How nice: benefit cheat is still on benefits

A benefits cheat from Derby who said she "was virtually unable to walk" was caught out - when it was discovered she was a drummer in a marching band.

Rhona Vessey told the Department of Work and Pensions she "could only walk 20 metres without getting out of breath" and "felt anxious if people looked at her" when she was out.

The 50-year-old, of Little Eaton, also said she often "could not carry a shopping bag" because of her physical impairments.

But, following a tip-off from a member of the public, investigators carried out undercover surveillance on Vessey and on three occasions watched as she banged a drum with the marching band.

Handing her a 10-week community order, District Judge Jonathan Taaffe said: "This is not a victimless crime because there is no bottomless pit of money that people can fraudulently claim from. You claimed benefits you were not entitled to and the reality is that society and the courts take a serious view on crimes like this. You made the claim and then participated in marching activities with others."

Lynn Bickley, prosecuting at Southern Derbyshire Magistrates' Court said Vessey submitted a benefits claim on October 3, 2014 and continued receiving money, which totalled £6,251.04, until October 26 the following year.
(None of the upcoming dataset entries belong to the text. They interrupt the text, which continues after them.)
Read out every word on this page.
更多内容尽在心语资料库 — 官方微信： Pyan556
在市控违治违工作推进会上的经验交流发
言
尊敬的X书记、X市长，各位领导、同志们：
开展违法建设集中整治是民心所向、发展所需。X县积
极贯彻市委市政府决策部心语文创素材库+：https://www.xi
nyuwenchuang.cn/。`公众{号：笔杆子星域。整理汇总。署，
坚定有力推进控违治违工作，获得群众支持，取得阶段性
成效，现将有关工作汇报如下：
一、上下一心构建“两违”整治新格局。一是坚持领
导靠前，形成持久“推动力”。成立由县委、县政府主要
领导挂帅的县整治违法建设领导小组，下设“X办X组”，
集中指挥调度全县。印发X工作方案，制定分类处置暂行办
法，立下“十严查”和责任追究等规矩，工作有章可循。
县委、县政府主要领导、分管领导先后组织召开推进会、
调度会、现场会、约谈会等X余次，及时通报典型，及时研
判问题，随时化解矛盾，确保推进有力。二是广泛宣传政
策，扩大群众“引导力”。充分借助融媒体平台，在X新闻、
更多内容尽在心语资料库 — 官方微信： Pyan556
She said: "We says this was a claim that was dishonest from the outset. She made the claim saying she was virtually unable to walk, needed attention to her leg three times during the day and prolonged attention during the night. In her claim she said she could only walk between 20 and 50 metres without getting out of breath. She said often she could not go outside her front door, or go to shops and supermarkets on her own. She said she could often not use shopping bags and felt anxious if people looked at her when she was outside. But information was received that she was a member of a marching band and regularly took part in lengthy and complex marching routines."

Miss Bickley said investigators for the DWP went to spy on Vessey, to see if the allegations were founded. She said: "The result of the surveillance was that on three occasions she was observed marching in the band with a drum strapped to her shoulder and there were no limitations on her mobility."
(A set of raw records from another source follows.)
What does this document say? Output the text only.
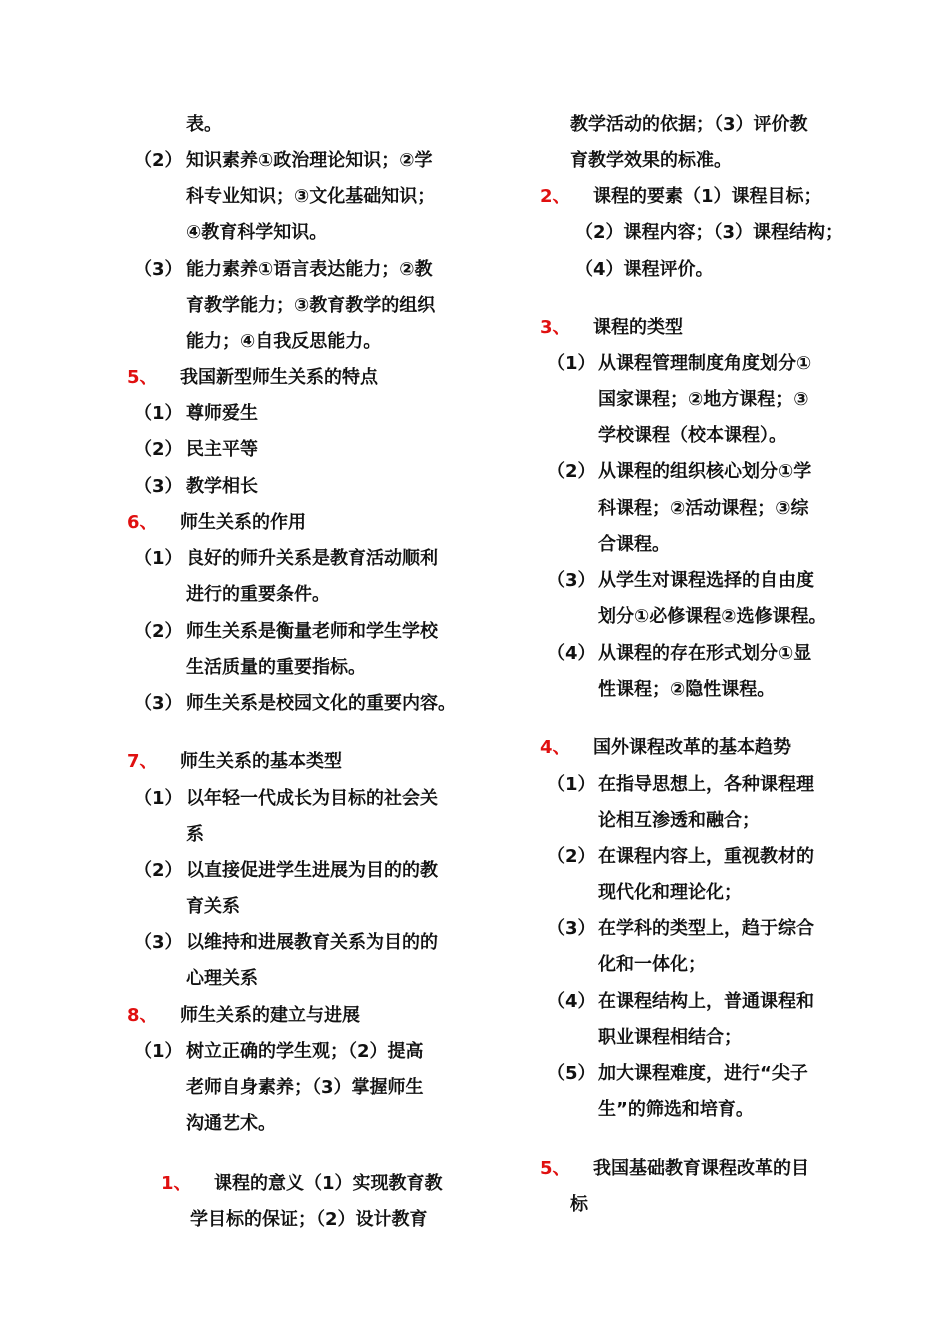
表。
（2） 知识素养①政治理论知识；②学
科专业知识；③文化基础知识；
④教育科学知识。
（3） 能力素养①语言表达能力；②教
育教学能力；③教育教学的组织
能力；④自我反思能力。
5、 我国新型师生关系的特点
（1） 尊师爱生
（2） 民主平等
（3） 教学相长
6、 师生关系的作用
（1） 良好的师升关系是教育活动顺利
进行的重要条件。
（2） 师生关系是衡量老师和学生学校
生活质量的重要指标。
（3） 师生关系是校园文化的重要内容。
7、 师生关系的基本类型
（1） 以年轻一代成长为目标的社会关
系
（2） 以直接促进学生进展为目的的教
育关系
（3） 以维持和进展教育关系为目的的
心理关系
8、 师生关系的建立与进展
（1） 树立正确的学生观；（2）提高
老师自身素养；（3）掌握师生
沟通艺术。
1、 课程的意义（1）实现教育教
学目标的保证；（2）设计教育
教学活动的依据；（3）评价教
育教学效果的标准。
2、 课程的要素（1）课程目标；
（2）课程内容；（3）课程结构；
（4）课程评价。
3、 课程的类型
（1） 从课程管理制度角度划分①
国家课程；②地方课程；③
学校课程（校本课程）。
（2） 从课程的组织核心划分①学
科课程；②活动课程；③综
合课程。
（3） 从学生对课程选择的自由度
划分①必修课程②选修课程。
（4） 从课程的存在形式划分①显
性课程；②隐性课程。
4、 国外课程改革的基本趋势
（1） 在指导思想上，各种课程理
论相互渗透和融合；
（2） 在课程内容上，重视教材的
现代化和理论化；
（3） 在学科的类型上，趋于综合
化和一体化；
（4） 在课程结构上，普通课程和
职业课程相结合；
（5） 加大课程难度，进行“尖子
生”的筛选和培育。
5、 我国基础教育课程改革的目
标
Vessey was interviewed and claimed her claim was genuine and that her condition was getting worse. But she later pleaded guilty to one count of fraud and the court was told she is currently paying back the money she illegally claimed.

Judge Taaffe ordered that she pay £85 costs, an £85 victim surcharge and handed her a 10 week curfew, confining her to her address between 7pm and 7am each day.

Peter Jones, for Vessey, said his client had lost her husband "relatively recently" and is currently jointly claiming employment support allowance with her new partner.

He said: "This is a lady that feels great shame that she before the court." He said she understood that it was wrong for her to not reveal she was playing in a marching band.